Bees are dying at alarming rates (42% of colonies in the US collapsed in 2015, but has been a worldwide issue)[1] and the drop-off in the bee population has been cause for concern to many environmentalists. One out of every three bites of food we take is dependent on honeybee pollination, making the decline in their population an immediate concern [1].

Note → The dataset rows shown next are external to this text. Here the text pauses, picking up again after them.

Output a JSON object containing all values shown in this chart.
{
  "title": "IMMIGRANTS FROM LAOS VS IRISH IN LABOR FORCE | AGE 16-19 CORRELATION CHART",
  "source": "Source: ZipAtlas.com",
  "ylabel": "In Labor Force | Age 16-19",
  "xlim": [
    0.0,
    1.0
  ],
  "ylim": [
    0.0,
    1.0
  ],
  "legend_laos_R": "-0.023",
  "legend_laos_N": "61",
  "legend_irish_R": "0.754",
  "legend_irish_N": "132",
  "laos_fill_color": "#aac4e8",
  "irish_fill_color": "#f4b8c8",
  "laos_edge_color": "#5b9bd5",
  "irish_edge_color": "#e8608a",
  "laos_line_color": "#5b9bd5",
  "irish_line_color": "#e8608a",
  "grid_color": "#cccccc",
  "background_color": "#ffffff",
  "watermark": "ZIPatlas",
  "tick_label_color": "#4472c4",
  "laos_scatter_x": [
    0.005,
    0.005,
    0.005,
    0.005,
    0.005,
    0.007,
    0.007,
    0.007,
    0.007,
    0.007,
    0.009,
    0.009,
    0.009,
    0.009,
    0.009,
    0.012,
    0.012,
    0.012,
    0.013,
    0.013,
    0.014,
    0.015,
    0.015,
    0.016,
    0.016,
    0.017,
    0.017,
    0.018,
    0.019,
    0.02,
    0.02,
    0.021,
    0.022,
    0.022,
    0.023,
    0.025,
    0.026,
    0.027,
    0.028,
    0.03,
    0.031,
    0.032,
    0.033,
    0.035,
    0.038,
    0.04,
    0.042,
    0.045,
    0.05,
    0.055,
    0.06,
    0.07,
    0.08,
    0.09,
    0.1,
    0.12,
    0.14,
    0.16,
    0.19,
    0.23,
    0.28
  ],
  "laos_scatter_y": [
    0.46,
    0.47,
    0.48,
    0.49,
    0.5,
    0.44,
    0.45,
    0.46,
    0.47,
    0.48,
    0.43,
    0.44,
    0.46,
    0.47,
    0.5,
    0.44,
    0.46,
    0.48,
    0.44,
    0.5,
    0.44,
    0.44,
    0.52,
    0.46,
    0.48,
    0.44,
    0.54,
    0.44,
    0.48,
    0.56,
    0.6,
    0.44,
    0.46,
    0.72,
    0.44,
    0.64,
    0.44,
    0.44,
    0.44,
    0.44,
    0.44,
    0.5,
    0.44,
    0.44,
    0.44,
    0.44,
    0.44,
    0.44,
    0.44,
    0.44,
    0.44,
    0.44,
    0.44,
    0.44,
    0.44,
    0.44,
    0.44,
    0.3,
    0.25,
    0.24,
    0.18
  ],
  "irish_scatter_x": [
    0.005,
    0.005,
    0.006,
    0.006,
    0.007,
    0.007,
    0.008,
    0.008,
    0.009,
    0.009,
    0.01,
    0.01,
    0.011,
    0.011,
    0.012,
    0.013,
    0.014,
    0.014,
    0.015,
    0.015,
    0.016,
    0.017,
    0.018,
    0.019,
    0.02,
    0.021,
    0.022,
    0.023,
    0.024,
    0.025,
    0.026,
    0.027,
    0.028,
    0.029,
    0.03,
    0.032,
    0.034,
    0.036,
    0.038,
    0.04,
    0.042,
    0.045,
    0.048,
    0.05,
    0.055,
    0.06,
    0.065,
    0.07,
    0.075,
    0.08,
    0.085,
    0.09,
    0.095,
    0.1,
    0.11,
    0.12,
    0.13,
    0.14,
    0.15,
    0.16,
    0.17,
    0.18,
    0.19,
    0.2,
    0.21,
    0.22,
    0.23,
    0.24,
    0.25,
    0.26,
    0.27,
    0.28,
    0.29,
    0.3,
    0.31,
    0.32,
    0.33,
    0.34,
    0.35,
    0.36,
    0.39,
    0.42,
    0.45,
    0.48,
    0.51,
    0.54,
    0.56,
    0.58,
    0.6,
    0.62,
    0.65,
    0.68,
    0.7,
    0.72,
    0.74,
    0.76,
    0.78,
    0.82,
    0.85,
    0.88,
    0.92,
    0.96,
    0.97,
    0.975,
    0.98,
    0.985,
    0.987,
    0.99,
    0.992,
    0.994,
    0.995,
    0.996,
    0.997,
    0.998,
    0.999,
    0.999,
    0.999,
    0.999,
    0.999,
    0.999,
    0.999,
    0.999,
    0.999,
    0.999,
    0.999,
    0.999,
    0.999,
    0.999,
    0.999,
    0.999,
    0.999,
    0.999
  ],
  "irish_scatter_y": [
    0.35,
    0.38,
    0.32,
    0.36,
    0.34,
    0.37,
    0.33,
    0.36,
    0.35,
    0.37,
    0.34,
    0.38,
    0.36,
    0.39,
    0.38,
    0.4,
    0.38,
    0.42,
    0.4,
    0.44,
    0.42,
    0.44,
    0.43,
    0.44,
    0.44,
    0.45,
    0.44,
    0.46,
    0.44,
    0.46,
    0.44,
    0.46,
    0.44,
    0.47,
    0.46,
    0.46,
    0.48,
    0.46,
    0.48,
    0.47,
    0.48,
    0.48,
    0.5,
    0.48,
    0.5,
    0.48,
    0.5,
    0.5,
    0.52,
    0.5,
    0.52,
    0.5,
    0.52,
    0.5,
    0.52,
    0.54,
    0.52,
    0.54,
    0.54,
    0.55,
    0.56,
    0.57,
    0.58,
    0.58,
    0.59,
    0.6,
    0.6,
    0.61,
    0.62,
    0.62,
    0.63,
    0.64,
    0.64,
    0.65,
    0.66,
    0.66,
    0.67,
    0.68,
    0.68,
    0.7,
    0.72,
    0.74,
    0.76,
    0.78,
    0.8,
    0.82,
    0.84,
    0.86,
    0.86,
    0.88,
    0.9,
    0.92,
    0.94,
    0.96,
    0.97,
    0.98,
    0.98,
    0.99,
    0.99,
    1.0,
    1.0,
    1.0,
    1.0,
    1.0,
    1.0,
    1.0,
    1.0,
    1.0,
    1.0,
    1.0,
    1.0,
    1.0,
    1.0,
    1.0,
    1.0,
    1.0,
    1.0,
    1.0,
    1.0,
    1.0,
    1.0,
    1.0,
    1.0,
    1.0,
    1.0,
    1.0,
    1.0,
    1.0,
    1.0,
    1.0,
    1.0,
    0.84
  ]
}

The decline in the bee population can be attributed to a number of causes, including a loss of habitat, the use of pesticides, and disease outbreaks among the bees. Diseases can infect entire bee hives and can occasionally carry on from year to year. Some diseases can last for years in the hives, which means that destroying the whole hive is often necessary to protect future hive health [2]. European Foulbrood is one dangerous disease that can affect the bee population.


What is it?


European Foulbrood is a disease that affects honeybee larvae caused by the bacterium Melissococcus plutonius. The larvae (before the capped stage) ingest the bacteria and the bacteria acts as a parasite, internally competing for resources with the larvae, ultimately leading to larval death. Larva who survive are generally in colonies near plentiful food sources resulting in increased likelihood of survival to adulthood. These larvae are also frequently part of populations with plenty of nursing bees, which allow the infected larva to receive enough nutrients to compensate for the competition with the infecting bacteria. Reinfection from contaminated combs can appear. The bacteria can be housed in the comb and cause infection in honeybees over many subsequent years. Of the larva who survive they generally are of lower weight and develop more slowly than larva who have not been infected [2].


How is it detected?


The first indication of health problems in a honeybee hive is the presence of a spotty brood, but in the case of European Foulbrood infection, larvae will die off and change to yellow and/or brown in color and may also change in shape by becoming deflated, curled upwards, or ropey [3]. Diagnosis is completed through microscopy, ELISA, hemi-nested PCR assay or quantitative real-time PCR. Diagnosis can take place either through kits or by sending samples to local research laboratories [2].


What action should be taken?


Oxytetracycline HCL soluble powder (Terramycin) is the only antibiotic labeled for control of European Foulbrood. In Switzerland, hives that have been infected with European Foulbrood are required to destroy infected colonies; however, research shows this type of control is not very effective and more than half of sanitized hives are re-infected within the next year [4]. An important part of controlling this disease requires removal of infected equipment, which has been shown to significantly decrease reinfection. In the United Kingdom, a study was conducted on a promising method of control known as “The Shook Swarm Method”.  This involves shaking the bees off of the combs and caged. They are placed on uncontaminated combs and equipment [4]. Adopting this less harmful, but effective, technique could be part of a solution for protecting bee populations.


Can European Foulbrood be prevented?


There are some steps that hive owners can take to maintain the health of their hives. Keeping bees in good health will help them stay resistant to diseases including European Foulbrood.  Methods to maintain the health of bees include regularly re-queening with disease resistant queen bees, maintaining good local nutrition sources, hygiene, and shifting bees with care [5].